Solutions of Question 11 & 12 of Exercise 4.3 of Unit 04: Sequence and Series. This is unit of A Textbook of Mathematics for Grade XI is published by Khyber Pakhtunkhwa Textbook Board (KPTB or KPTBB) Peshawar, Pakistan.

The distance which an object dropped from a cliff will fall $16 \mathrm{ft}$ the first second, $48 \mathrm{ft}$ the next second, $80 \mathrm{ft}$ the third and so on. What is the total distance the object will fall in six seconds?
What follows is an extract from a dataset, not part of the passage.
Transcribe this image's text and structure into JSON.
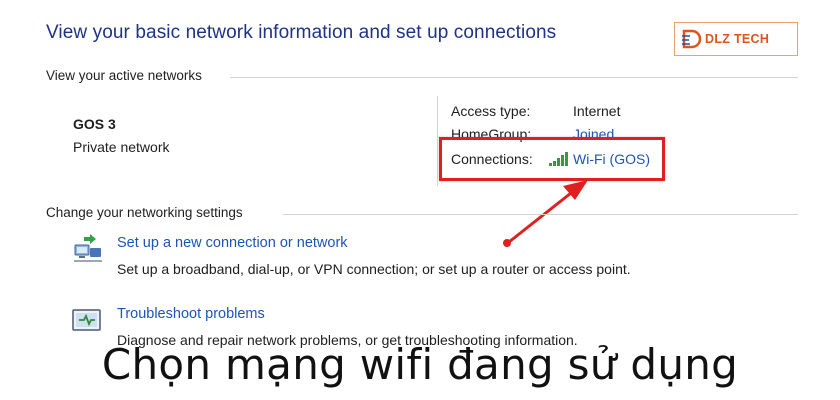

The distance in first second $a_1=16 \mathrm{ft}$
The distance in the $2^{\text {nd }}$ second $a_2=48 \mathrm{ft}$
The distance in the third second $a_3=80 \mathrm{ft}$ and so on.
Hence the sequence $16,48,80, \ldots \quad$ is an arithmetic sequence with $d=48-16=32$.
The total distance in six second is $S_6$ By arithmetic sum formula, we know
\begin{align}S_n&=\dfrac{n}{2}[2 a_1+(n-1) d] \\ \therefore S_6&=\dfrac{6}{2}(2.16+5.32) \\ \Rightarrow S_6&=3(192)=576 f t .\end{align} Hence the total distance covered in six seconds is $576 \mathrm{ft}$.

Afzal Khan saves Rs. $1$ the first day, Rs. $2$ the second day, Rs. 3$$ the third day and Rs.$N$ of the $n$th day for thirty days. How much does he saved at the end of the thirtieth day?

\begin{align}\text{Saves at first day}& =R s .1\\ \text{Saves at second day}&=Rs. 2\\ \text{Saves at third day}&=Rs. 3 \text{ and so on}\end{align} So the sequence formed $1,2,3,4, \ldots$ is an arithmetic sequence with $d=1$.
We have to find the total safe in thirty days means $S_{30}$.
We know that:
\begin{align}S_n&=\dfrac{n}{2}[2 a_1+(n-1) d] \\ \because S_{30}&=\dfrac{30}{2}[2.1+29.1] \\ \Rightarrow \quad S_{30}&=15(31)=465\end{align} The total money he saves in thirty days are Rs. 465.